Que constate-t-on pourtant ? Qu’observez-vous dans votre for intérieur si vous vous vous êtes projeté dans l’exercice ? Comme la majorité des gens interrogés, le même panel que tout à l’heure, vous sentez une puissante indignation s’élever à cette idée. Le calcul n’est pas possible dans ce cas, parce que prélever les organes du patient endormi s’assimilerait à un meurtre, ce à quoi vous ne pouvez consentir parce que la vie est sacrée. Retour à l’idéalisme moral. 

Pour se faire plaisir sur ces questions : Michael Sandel : What the right thing to do, I ? Cours donné à Harward

 

La sortie du confinement sera-t-elle idéaliste ou utilitariste ?

Lorsque l’Economiste titre “A grim calculus” dans son édition du début du mois d’avril, lorsque les voix s’élèvent de partout, après trois semaines de confinement, pour dire qu’on craint que “le remède ne soit pire que le mal”, on donne le signal que l’idéalisme moral (la santé des citoyens prime sur tout le reste) est mis à l’épreuve dans la durée, que même si un consensus idéal ne peut qu’être partagé sur la question, son application stricte génère des conséquences qui ne permettront peut-être même plus de réaliser ce vœu puisque, comme certains le disent franco : “l’économie, c’est aussi des vies”. Retour à l’utilitarisme pour estimer les risques pour nos entreprises, le nombre d’emplois perdus, les dégâts dus à la violence domestique, au développement de dépressions dans le confinement, à la possibilité, dans la reprise, d’amorcer une politique plus tournée vers le développement durable, de maintenir les bénéfices environnementaux manifestés pendant le confinement sans retourner à l’âge des cavernes, pour citer quelques-unes des données à faire tenir dans les équations. 

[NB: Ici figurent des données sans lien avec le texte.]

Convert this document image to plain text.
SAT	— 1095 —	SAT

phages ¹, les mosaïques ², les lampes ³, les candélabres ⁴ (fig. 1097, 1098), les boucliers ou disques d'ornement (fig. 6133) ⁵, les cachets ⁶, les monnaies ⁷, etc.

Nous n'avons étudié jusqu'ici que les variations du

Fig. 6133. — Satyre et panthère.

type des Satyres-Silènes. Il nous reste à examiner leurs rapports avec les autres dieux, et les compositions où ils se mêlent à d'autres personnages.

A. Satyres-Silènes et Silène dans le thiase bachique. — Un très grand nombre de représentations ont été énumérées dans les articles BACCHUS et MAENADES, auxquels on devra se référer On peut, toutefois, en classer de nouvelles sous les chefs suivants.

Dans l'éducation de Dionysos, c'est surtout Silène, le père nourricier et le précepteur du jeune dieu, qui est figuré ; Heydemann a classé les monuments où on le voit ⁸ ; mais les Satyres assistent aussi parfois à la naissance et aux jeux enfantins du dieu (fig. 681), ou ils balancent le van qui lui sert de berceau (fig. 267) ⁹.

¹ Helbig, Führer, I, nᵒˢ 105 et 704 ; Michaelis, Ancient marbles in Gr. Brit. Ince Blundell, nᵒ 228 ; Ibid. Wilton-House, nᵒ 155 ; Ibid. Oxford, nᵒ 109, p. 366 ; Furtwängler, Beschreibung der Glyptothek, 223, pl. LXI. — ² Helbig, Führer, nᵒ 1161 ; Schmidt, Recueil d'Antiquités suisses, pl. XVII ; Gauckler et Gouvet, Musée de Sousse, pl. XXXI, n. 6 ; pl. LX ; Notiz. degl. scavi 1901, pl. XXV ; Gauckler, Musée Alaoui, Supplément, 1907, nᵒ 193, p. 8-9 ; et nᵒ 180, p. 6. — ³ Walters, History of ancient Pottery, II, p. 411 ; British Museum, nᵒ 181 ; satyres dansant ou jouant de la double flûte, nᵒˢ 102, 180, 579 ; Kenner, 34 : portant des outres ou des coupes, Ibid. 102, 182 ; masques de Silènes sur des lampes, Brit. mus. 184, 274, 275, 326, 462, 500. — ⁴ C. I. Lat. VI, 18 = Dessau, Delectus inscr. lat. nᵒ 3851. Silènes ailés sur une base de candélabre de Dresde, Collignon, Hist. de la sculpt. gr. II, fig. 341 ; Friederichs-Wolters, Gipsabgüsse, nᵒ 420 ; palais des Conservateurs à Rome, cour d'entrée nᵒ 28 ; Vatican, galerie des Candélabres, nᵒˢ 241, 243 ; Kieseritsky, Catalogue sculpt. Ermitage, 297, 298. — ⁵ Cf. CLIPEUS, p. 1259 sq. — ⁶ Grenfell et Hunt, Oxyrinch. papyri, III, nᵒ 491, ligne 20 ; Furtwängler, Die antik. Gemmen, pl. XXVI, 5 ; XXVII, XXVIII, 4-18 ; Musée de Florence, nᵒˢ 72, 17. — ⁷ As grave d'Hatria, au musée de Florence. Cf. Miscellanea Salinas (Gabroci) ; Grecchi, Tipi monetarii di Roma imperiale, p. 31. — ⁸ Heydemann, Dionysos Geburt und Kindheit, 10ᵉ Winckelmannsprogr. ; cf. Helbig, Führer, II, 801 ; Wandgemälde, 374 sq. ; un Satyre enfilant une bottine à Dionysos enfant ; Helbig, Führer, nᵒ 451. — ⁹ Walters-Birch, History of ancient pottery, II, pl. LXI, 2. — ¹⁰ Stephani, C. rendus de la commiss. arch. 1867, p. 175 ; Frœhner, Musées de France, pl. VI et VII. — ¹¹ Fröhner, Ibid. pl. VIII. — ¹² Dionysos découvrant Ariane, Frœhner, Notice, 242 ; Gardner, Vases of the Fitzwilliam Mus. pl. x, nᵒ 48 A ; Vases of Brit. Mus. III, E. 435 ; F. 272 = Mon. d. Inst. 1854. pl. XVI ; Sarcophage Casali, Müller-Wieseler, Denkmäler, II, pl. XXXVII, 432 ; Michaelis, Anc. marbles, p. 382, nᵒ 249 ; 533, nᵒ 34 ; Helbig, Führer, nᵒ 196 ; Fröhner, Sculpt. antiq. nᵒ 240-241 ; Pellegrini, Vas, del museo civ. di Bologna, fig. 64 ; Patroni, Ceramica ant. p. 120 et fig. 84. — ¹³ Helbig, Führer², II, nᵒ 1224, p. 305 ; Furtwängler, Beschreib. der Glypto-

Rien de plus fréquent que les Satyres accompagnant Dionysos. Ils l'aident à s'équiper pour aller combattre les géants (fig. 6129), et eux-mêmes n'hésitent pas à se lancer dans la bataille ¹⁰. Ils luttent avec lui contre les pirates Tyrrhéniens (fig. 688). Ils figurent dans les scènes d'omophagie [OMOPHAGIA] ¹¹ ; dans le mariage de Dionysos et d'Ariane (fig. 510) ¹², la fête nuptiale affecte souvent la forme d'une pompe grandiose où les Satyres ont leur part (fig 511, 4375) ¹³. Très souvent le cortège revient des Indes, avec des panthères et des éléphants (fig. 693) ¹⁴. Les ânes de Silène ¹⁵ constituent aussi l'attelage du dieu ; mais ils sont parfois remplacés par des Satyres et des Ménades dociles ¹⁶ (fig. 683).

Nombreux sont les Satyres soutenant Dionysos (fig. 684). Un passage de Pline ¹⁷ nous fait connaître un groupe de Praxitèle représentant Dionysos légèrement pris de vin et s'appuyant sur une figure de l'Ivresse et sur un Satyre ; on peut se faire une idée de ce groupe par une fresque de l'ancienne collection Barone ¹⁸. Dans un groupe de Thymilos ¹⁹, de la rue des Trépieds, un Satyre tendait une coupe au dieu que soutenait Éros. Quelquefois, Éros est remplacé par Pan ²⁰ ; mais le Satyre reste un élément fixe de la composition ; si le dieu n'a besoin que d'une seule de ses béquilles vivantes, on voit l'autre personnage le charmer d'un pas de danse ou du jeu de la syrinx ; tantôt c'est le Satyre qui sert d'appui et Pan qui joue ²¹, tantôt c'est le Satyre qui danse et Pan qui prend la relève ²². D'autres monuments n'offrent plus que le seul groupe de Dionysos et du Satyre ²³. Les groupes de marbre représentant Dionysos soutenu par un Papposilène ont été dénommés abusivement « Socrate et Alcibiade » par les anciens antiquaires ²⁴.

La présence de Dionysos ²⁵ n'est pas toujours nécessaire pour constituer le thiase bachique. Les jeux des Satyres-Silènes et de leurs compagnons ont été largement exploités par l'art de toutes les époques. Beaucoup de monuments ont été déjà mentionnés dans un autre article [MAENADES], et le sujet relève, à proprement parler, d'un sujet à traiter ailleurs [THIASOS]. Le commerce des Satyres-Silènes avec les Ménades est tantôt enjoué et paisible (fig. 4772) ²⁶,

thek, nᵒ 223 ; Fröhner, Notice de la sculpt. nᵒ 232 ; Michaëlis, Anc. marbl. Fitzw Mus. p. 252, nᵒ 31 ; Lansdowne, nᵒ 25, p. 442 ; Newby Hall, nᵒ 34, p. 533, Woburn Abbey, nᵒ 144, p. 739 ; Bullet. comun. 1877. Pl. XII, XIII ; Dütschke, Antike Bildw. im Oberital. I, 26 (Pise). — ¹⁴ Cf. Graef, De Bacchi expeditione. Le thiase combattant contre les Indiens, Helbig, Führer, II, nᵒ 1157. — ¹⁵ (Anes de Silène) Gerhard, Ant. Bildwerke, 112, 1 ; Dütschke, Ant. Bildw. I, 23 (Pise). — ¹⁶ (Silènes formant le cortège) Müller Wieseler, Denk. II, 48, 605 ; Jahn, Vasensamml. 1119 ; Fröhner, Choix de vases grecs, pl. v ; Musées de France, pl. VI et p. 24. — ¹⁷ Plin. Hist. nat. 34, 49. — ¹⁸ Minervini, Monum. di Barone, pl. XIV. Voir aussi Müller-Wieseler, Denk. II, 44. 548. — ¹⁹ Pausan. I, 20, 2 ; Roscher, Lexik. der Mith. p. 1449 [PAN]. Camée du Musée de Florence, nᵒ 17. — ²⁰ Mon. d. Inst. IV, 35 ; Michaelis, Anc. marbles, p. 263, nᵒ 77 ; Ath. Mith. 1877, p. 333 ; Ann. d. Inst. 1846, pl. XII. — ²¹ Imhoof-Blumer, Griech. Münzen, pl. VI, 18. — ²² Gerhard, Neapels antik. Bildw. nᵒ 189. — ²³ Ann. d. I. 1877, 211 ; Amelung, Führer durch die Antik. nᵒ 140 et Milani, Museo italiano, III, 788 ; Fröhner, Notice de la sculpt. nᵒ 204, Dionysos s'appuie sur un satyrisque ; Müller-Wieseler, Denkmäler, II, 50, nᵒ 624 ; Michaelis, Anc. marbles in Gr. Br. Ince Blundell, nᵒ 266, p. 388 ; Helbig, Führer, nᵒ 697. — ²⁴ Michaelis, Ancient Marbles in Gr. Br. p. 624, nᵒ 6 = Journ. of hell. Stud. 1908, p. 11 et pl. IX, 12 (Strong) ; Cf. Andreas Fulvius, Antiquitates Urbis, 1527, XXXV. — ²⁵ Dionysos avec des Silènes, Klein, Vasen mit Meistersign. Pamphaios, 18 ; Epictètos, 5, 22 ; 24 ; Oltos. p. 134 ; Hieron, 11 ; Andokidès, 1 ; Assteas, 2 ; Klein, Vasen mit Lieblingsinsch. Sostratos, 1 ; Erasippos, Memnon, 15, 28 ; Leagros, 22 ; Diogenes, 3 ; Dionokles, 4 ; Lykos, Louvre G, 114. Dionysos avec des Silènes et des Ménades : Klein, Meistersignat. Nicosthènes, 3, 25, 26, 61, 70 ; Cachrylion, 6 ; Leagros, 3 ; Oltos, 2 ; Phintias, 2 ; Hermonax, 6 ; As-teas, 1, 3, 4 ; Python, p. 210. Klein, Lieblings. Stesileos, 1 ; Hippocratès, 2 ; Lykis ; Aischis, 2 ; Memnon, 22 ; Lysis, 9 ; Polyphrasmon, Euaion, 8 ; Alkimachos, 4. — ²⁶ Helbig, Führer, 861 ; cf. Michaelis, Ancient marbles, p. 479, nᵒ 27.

En fait, même si les deux systèmes moraux reposent sur des présupposés différents (et convergent parfois tellement puissamment qu’on a du mal à voir en quoi, au bout du compte, ils s’opposent), c’est sur ces deux pieds que nous n’arrêtons pas de cheminer, dans nos vies personnelles et dans nos politiques.

Une sortie réussie du confinement sera celle qui aura réussi à marier Mill et Kant, qui réussira à obéir à ce que nous appelons nos valeurs tout en se montrant capable d’évaluer les conséquences de nos choix pour l’avenir le plus désirable. 

Pour un maximum de personnes possible.